They look at the party and they see a lack of integrity -- even for politics.
The Republican Party needs some serious changing. You might not agree with me that Republicans are going to lose huge in the upcoming election -- though trust me, they are -- but you do have to agree, if you read the polls, that young people are trending overwhelmingly toward Democrats. That trend will eventually do Republicans in, even if it doesn't happen this election. So for the long-term health of the Republican Party, change is needed.
Long ago, I was a Republican. These days I'm identified as a Democratic partisan and analyst. But I began my civic and political career as an endorsed Republican candidate for the Legislature and as an every-time delegate to the state conventions during the '60s. I switched parties in 1972 because I was uncomfortable as a Republican but unwilling to choose independence or quietude. Despite the switch, I continued to admire many Republicans with whom I had worked -- people like former Minnesota Gov. Arne Carlson, former Gov. Al Quie and particularly former Gov. Elmer L. Andersen, who died in 2004 at the age of 95. A feature of all three of these men -- and many other Republican officeholders and operatives of the time -- was staunch integrity.
Today many of the young people I meet think of the Republican Party as lacking in integrity.

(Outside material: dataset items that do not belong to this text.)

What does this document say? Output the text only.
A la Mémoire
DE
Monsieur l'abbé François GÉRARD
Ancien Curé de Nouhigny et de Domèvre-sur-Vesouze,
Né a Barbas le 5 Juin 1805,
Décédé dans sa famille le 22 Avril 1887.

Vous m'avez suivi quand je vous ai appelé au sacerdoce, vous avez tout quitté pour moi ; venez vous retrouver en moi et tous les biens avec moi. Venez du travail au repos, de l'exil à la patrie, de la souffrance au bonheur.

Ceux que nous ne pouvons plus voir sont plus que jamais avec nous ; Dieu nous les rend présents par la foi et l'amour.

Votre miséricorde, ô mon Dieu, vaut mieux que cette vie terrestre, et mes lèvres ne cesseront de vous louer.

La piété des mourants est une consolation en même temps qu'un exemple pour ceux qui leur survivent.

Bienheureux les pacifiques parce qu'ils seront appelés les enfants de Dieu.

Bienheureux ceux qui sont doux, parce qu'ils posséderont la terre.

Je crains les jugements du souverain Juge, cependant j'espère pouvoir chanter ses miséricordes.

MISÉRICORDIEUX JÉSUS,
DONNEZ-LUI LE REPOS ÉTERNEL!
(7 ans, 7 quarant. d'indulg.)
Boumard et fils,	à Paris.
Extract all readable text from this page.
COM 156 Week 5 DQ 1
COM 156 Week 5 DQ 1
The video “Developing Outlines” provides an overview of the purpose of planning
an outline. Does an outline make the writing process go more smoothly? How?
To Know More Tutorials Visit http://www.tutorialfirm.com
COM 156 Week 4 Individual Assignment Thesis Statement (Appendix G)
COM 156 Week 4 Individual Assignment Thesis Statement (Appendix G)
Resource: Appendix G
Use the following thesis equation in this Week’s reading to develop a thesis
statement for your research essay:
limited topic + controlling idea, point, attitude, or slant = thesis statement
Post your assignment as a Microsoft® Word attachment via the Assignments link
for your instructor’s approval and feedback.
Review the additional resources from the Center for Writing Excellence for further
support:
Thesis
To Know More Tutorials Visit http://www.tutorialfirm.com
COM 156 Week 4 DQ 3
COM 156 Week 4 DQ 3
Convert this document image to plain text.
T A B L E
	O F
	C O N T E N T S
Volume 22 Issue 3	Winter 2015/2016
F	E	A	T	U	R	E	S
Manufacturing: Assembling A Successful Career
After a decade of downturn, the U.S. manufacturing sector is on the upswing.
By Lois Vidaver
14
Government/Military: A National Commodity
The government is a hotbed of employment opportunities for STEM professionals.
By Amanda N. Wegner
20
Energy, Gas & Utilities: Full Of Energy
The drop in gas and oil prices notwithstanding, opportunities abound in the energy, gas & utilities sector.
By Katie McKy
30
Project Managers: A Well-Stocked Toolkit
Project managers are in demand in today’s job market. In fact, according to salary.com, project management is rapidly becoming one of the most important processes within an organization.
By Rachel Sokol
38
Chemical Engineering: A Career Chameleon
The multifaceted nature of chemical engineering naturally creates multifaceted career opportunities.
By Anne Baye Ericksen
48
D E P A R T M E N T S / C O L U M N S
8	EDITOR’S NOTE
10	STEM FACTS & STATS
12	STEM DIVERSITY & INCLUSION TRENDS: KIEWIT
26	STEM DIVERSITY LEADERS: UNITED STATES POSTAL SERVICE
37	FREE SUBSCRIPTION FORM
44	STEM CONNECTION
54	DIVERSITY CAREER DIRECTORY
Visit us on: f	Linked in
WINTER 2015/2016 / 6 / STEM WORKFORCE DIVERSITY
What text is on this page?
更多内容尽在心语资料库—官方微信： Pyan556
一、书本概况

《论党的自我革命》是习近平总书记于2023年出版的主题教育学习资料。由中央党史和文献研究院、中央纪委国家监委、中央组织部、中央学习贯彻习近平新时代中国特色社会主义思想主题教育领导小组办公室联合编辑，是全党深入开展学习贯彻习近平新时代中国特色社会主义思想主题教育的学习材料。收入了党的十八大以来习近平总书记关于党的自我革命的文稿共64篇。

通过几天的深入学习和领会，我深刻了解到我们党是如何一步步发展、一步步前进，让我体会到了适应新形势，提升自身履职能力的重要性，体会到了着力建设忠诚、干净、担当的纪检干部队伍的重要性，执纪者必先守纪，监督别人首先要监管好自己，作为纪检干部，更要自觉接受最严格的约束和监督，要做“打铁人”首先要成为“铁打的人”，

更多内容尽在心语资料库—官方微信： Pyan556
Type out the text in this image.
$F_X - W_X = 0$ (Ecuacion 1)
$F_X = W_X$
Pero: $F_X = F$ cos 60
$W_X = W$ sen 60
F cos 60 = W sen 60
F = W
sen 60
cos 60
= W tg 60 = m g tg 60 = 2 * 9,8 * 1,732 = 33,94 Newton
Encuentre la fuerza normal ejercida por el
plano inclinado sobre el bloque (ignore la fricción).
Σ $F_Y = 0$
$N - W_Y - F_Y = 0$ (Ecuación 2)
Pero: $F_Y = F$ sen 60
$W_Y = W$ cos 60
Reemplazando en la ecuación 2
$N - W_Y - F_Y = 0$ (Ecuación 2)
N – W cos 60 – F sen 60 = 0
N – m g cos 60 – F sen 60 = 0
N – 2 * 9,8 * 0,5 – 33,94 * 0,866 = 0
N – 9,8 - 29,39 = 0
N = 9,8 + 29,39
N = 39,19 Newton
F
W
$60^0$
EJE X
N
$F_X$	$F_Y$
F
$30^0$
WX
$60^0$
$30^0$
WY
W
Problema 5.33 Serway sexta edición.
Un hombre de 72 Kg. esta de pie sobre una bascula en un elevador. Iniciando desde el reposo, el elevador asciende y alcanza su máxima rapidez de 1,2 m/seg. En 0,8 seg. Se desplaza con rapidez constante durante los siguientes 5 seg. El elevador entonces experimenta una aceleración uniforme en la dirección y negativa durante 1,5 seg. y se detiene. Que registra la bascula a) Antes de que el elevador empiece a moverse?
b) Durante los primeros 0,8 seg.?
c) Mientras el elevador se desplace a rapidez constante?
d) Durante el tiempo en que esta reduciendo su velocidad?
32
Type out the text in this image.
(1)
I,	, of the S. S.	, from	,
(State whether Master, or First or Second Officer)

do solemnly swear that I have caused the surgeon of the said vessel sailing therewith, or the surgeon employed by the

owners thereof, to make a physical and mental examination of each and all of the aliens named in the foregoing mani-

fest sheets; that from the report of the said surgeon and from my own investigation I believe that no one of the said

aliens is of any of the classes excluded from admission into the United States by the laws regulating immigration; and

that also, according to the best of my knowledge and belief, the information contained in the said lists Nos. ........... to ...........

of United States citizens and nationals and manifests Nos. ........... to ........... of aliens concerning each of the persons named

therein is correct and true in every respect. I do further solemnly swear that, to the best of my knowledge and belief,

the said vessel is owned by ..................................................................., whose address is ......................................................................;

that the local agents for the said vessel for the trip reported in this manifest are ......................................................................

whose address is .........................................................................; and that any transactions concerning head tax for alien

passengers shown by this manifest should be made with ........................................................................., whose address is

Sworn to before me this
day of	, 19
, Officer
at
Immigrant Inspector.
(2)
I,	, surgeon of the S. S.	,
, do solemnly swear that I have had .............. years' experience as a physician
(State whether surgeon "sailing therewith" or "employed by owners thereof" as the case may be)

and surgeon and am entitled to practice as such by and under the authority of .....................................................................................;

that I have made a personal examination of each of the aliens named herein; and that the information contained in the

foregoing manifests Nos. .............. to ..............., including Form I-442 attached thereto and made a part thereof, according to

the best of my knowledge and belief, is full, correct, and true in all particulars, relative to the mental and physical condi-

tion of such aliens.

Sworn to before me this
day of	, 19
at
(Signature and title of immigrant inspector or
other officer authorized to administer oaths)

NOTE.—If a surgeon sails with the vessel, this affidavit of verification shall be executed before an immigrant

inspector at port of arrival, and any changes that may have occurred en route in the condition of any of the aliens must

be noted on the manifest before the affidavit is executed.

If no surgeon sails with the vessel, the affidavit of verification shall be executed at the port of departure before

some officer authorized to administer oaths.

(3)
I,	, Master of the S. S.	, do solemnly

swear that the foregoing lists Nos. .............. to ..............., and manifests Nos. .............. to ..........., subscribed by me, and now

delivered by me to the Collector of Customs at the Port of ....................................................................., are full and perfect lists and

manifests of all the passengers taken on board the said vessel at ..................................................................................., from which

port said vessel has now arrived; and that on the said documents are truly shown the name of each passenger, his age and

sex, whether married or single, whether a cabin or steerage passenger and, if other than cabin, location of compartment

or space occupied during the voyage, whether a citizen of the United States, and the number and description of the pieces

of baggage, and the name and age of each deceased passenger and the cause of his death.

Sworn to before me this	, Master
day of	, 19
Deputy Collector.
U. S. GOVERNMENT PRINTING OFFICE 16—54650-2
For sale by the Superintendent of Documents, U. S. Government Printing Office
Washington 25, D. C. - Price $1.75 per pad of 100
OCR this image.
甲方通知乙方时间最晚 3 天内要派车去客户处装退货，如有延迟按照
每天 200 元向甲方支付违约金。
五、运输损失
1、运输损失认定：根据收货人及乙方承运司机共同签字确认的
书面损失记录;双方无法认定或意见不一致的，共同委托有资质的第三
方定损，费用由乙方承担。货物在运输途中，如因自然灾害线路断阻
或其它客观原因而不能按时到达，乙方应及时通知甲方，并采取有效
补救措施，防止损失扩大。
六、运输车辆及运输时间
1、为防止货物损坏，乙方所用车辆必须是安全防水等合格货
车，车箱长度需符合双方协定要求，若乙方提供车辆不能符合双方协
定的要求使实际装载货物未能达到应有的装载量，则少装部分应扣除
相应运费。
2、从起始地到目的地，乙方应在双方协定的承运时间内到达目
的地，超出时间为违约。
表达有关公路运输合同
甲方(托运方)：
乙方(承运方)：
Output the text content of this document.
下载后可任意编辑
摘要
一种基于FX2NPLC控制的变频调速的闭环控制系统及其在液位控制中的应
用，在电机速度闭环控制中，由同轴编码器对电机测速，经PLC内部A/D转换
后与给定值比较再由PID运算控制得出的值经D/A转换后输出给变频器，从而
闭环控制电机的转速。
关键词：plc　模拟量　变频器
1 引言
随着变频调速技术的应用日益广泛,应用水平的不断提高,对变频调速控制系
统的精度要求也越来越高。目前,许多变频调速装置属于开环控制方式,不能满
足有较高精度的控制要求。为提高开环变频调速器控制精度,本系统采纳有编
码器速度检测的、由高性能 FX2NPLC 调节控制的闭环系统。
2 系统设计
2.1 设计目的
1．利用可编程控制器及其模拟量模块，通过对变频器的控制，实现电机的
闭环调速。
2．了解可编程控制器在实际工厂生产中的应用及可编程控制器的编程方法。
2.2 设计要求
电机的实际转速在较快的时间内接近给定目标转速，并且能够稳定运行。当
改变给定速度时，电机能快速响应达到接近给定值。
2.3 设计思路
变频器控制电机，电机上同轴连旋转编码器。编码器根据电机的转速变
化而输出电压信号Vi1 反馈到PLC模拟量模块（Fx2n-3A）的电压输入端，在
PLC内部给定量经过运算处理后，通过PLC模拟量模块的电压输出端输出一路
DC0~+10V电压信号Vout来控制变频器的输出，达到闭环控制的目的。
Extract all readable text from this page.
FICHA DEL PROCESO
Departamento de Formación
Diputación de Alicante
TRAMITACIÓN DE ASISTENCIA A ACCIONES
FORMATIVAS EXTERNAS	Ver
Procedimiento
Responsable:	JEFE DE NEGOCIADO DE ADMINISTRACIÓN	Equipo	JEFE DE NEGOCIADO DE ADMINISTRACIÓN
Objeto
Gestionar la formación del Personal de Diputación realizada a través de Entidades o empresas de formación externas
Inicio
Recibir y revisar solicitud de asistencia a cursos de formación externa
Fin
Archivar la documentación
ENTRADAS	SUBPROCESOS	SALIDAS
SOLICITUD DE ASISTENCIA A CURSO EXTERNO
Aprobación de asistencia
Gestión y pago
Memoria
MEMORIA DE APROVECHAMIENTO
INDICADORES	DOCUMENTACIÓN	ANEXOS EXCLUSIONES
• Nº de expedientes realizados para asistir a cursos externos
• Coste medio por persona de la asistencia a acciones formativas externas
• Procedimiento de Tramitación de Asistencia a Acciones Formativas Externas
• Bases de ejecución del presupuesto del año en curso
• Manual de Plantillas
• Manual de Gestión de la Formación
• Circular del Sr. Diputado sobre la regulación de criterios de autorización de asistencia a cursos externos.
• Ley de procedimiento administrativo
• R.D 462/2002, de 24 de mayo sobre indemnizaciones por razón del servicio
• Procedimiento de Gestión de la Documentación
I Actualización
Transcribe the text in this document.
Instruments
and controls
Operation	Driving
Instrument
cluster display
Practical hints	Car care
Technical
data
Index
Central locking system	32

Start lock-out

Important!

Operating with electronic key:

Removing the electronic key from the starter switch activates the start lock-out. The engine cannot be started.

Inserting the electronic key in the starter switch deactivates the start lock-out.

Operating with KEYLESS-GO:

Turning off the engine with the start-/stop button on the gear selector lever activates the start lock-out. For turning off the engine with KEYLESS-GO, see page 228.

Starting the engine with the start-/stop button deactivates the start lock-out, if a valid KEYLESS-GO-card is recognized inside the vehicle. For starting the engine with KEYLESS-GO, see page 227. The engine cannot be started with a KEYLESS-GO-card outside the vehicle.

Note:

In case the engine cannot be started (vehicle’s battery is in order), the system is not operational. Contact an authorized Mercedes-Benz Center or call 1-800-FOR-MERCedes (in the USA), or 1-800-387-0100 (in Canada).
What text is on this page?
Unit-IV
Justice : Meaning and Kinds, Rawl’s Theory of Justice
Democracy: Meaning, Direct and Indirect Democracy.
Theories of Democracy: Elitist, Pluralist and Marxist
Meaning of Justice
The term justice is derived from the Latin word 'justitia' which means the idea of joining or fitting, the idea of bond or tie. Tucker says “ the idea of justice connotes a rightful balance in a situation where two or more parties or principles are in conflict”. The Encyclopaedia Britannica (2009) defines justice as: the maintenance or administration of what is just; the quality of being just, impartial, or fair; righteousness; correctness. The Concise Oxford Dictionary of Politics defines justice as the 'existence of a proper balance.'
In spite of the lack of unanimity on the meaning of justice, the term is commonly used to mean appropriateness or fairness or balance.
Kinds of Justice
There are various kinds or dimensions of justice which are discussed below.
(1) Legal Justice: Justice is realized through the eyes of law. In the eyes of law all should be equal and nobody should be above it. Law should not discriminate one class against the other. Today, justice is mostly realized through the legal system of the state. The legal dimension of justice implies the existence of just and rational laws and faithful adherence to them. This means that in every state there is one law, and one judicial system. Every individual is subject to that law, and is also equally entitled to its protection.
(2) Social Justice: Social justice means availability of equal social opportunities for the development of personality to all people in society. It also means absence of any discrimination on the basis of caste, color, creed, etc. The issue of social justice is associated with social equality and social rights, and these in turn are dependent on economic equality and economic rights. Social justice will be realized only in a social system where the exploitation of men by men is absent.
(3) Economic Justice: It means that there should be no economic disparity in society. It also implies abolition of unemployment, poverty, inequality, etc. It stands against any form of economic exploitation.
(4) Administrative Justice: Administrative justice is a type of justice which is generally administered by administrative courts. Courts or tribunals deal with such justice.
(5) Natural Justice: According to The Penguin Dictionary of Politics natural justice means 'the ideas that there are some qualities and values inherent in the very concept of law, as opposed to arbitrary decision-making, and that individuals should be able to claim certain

For example, they see the Republican Party as holding positions that make no sense to them, like being antigay and opposing stem-cell research and supporting creationism. They conclude that the party supports these things because a small but powerful group in the party insists on them, not because most people would, or could, agree with them. An antigay party is particularly troublesome to the young. Most of them have a friend, family member, coworker or colleague who's gay, none of whom has ever threatened their own marriages or sexuality.
The young are also troubled about what they hear from Republican officeholders. In truth, they, like most people, seem to think both sides wander from the truth, but they're beginning to believe Republicans do it more. They have ample evidence.
Consider global warming: We now know this administration altered scientific reports to bolster the idea that global warming is bogus. Most young people I talk to find the very idea of politicized science anathema. And they do believe, and worry about, the threat of global warming.
How about the Department of Justice? Turns out justice was also a politicized concept, and most young people don't think that's right, either.
In campaigning, Republicans seem, to the more interested young I encounter, incredibly better at and more willing to use dirty tricks. Indeed, the Republican ethic seems to be to win at any cost, that the end indeed does justify the means, and that fair play is for sissies.
I fully understand that Democrats have their share of people who lack integrity. Democrats are not without moats in their eyes. But the Republican Party has the more serious integrity problem and, in this election, is going to suffer because of it.
In the minds of many young people, the Republican Party and its candidates and officeholders have been the hands-down leaders in leaching the honor from public service. I hope Republican delegates can begin to insist on greater integrity from their campaigns and representatives in government. We need two parties that give us morally upright leadership, and, in our system, the Republican Party has to be one of them.
Wy Spano, St. Paul, is a political analyst and director of the Masters Program in Advocacy and Political Leadership at the University of Minnesota, Duluth.